F H card letter b

Wednesday, September 01, 2004

Chuq posts an interesting thread on being fired for blogging. Friendster, the social networking site, canned an employee apparently for simply commenting on engineering releases she was working on. Nothing particularly negative.

I had first written, "this is getting to be a problem", but, to tell you the truth, I don't know how I feel about it. Read
this thread about another blog-related firing and you'll probably react the same way I did, "Do I really want to be working with that person?"

After writing for close to 50 years now, one of the things I believe strongly is that you can't write well without "writing truly", as Hemingway said. "Writing truly" isn't necessarily writing the truth -- in fact, it often has little do with "truth" when truth means "exact reportage." Writing truly is more what's writing in your heart, even when you know you could be jeopardizing relationships with family, friends, and co-workers by writing it.

I agonized over posting the "
Prancing in the Rain" segment because family, as well as Peg's friends, occasionally read fhb, and I didn't want to embarrass Peg, even though I let her see it in draft stage and got her okay before I released it.
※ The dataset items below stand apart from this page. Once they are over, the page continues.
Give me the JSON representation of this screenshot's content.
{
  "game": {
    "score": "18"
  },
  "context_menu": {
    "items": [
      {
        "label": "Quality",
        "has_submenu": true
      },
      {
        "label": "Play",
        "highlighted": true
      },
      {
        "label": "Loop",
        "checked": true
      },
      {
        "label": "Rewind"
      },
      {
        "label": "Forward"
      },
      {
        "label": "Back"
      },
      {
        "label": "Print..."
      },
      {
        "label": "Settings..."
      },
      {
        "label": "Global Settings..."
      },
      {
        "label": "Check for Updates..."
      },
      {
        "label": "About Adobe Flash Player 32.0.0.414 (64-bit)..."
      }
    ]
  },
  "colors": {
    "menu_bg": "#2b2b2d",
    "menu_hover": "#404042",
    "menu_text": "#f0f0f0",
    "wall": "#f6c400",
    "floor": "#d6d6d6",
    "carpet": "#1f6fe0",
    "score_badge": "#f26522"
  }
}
Peg's been with me long enough that she knows that everything is grist for the mill. It's one of the many downsides of being married to a writer. Eventually I posted the segment, because I liked it... and it was true.

Similarly, I dithered about releasing yesterday's "
Machine Sex" post... this time more because I know people I work with read fhb, and it's the sort of thing that I know from experience can come back to haunt you when you least expect it.

But it turned out it was more important for me to post than to discard the article, because I loved the site, I loved the article and photographs, and I wanted to comment on it. And living the free-lance life I do now, it's important for me to be my own person, not some company's or manager's image of what "Fred the employee" should be.

Is there a difference between commenting on your work, as Joyce Park did, and penning angry rants about co-workers or managers as Norah Burch, the ex-Harvard employee, posted on her blog? Obviously. But should you be prepared to live with the consequences of what you write and think about that before publishing? Yes, and maybe that's an important lesson for any writer to learn. It's unfair what Friendster management did to Joyce -- at least from the publicly available information. But when you write anything for public view -- and a blog is more a public billboard than a private diary -- than you have to recognize that almost certainly, eventually, you'll offend or annoy somebody, especially if that someone thinks money is involved, as Friendster obviously did.

Writing is tough. Words are dangerous. It's something to keep in mind the next time you post to your blog.

And, no, I still haven't gotten to the "Suicide Girls" post. :-) Maybe tomorrow.